Iskandar menyoroti bahwa generasi muda Aceh semakin jarang menggunakan bahasa daerah mereka. Fenomena ini mengakibatkan jumlah penutur bahasa Aceh terus menurun dan lambat laun bisa menyebabkan kepunahan.

“Lambat laun hal ini akan membuat sebuah bahasa menuju kepada kepunahan,” tambahnya.

Tak hanya bahasa Aceh, penelitian yang dilakukan Iskandar bersama Tim Peneliti Balai Bahasa Provinsi Aceh (BBPA) pada 2019 juga menunjukkan bahwa bahasa Gayo mengalami kondisi serupa.

Situasi ini menimbulkan kekhawatiran karena bahasa merupakan bagian tak terpisahkan dari identitas dan budaya. Iskandar mengingatkan bahwa hilangnya bahasa Aceh akan berdampak lebih luas pada peradaban masyarakat Aceh.

“Maka akhirnya hilanglah peradaban kita,” tegasnya.

Dalam konteks budaya, Iskandar menyebut bahwa banyak nilai-nilai kearifan lokal Aceh yang tertuang dalam bahasa daerah bisa lenyap jika bahasa Aceh benar-benar punah. Salah satunya adalah falsafah adat yang berbunyi: “Adat bak poteumeureuhom, hukom bak syiah kuala, qanun nibak putroe phang, reusam bak laksamana.”

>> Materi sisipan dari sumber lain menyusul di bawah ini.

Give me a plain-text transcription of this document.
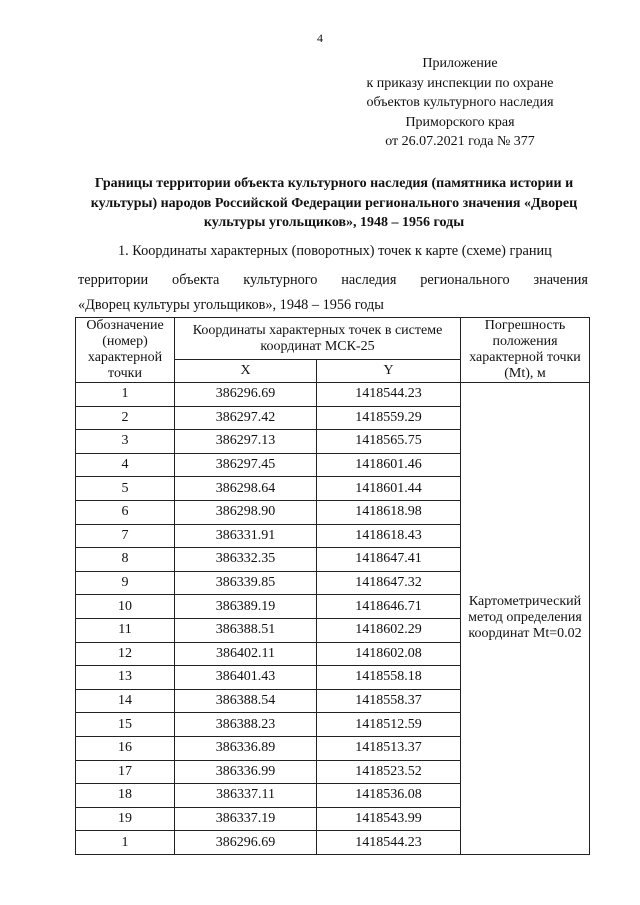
4
Приложение
к приказу инспекции по охране
объектов культурного наследия
Приморского края
от 26.07.2021 года № 377
Границы территории объекта культурного наследия (памятника истории и культуры) народов Российской Федерации регионального значения «Дворец культуры угольщиков», 1948 – 1956 годы
1. Координаты характерных (поворотных) точек к карте (схеме) границ
территории объекта культурного наследия регионального значения
«Дворец культуры угольщиков», 1948 – 1956 годы
Обозначение (номер) характерной точки	Координаты характерных точек в системе координат МСК-25		Погрешность положения характерной точки (Mt), м
	X	Y	
1	386296.69	1418544.23	Картометрический метод определения координат Mt=0.02
2	386297.42	1418559.29	
3	386297.13	1418565.75	
4	386297.45	1418601.46	
5	386298.64	1418601.44	
6	386298.90	1418618.98	
7	386331.91	1418618.43	
8	386332.35	1418647.41	
9	386339.85	1418647.32	
10	386389.19	1418646.71	
11	386388.51	1418602.29	
12	386402.11	1418602.08	
13	386401.43	1418558.18	
14	386388.54	1418558.37	
15	386388.23	1418512.59	
16	386336.89	1418513.37	
17	386336.99	1418523.52	
18	386337.11	1418536.08	
19	386337.19	1418543.99	
1	386296.69	1418544.23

“Berapa banyak mahasiswa Aceh yang merupakan orang Aceh asli yang mengetahui artinya, ini belum kita masuk ke maknanya, ya. Saya yakin lebih dari 80 persen dari mereka sudah tidak lagi mengetahui artinya,” ujarnya.

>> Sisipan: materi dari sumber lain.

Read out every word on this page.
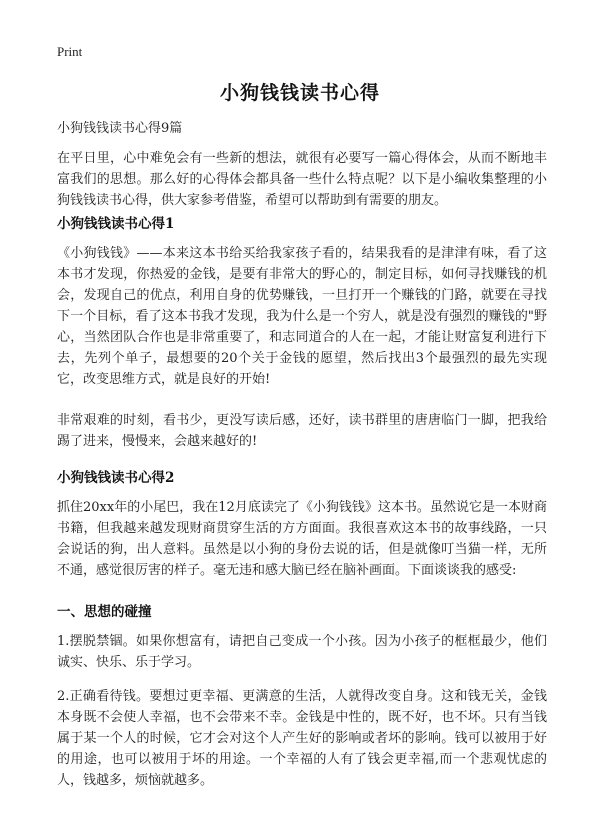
Print
小狗钱钱读书心得
小狗钱钱读书心得9篇

在平日里，心中难免会有一些新的想法，就很有必要写一篇心得体会，从而不断地丰富我们的思想。那么好的心得体会都具备一些什么特点呢？以下是小编收集整理的小狗钱钱读书心得，供大家参考借鉴，希望可以帮助到有需要的朋友。

小狗钱钱读书心得1

《小狗钱钱》——本来这本书给买给我家孩子看的，结果我看的是津津有味，看了这本书才发现，你热爱的金钱，是要有非常大的野心的，制定目标，如何寻找赚钱的机会，发现自己的优点，利用自身的优势赚钱，一旦打开一个赚钱的门路，就要在寻找下一个目标，看了这本书我才发现，我为什么是一个穷人，就是没有强烈的赚钱的"野心，当然团队合作也是非常重要了，和志同道合的人在一起，才能让财富复利进行下去，先列个单子，最想要的20个关于金钱的愿望，然后找出3个最强烈的最先实现它，改变思维方式，就是良好的开始!

非常艰难的时刻，看书少，更没写读后感，还好，读书群里的唐唐临门一脚，把我给踢了进来，慢慢来，会越来越好的!

小狗钱钱读书心得2

抓住20xx年的小尾巴，我在12月底读完了《小狗钱钱》这本书。虽然说它是一本财商书籍，但我越来越发现财商贯穿生活的方方面面。我很喜欢这本书的故事线路，一只会说话的狗，出人意料。虽然是以小狗的身份去说的话，但是就像叮当猫一样，无所不通，感觉很厉害的样子。毫无违和感大脑已经在脑补画面。下面谈谈我的感受:

一、思想的碰撞

1.摆脱禁锢。如果你想富有，请把自己变成一个小孩。因为小孩子的框框最少，他们诚实、快乐、乐于学习。

2.正确看待钱。要想过更幸福、更满意的生活，人就得改变自身。这和钱无关，金钱本身既不会使人幸福，也不会带来不幸。金钱是中性的，既不好，也不坏。只有当钱属于某一个人的时候，它才会对这个人产生好的影响或者坏的影响。钱可以被用于好的用途，也可以被用于坏的用途。一个幸福的人有了钱会更幸福,而一个悲观忧虑的人，钱越多，烦恼就越多。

Tak hanya itu, kumpulan Hadih Maja—nasehat dalam bahasa Aceh yang berisi ajaran agama, sosial, moral, dan etika—juga terancam hilang. Begitu pula dengan berbagai karya sastra Aceh lainnya seperti Hiem (pantun Aceh), Do Da ie Di (lagu atau syair pengantar tidur anak), dan bentuk kesusastraan daerah lainnya yang mengandung nilai-nilai pendidikan.

Melihat kondisi yang mengkhawatirkan ini, Iskandar mendesak Pemerintah Aceh untuk segera melakukan langkah-langkah revitalisasi guna menyelamatkan bahasa Aceh. Program-program pelestarian bahasa daerah perlu segera digencarkan agar bahasa Aceh tetap hidup di tengah masyarakat.

“Jika langkah-langkah revitalisasi bahasa daerah tidak segera dilakukan, maka bukan tidak mungkin status bahasa Aceh akan menuju kepunahan atau bahkan punah,” ujarnya.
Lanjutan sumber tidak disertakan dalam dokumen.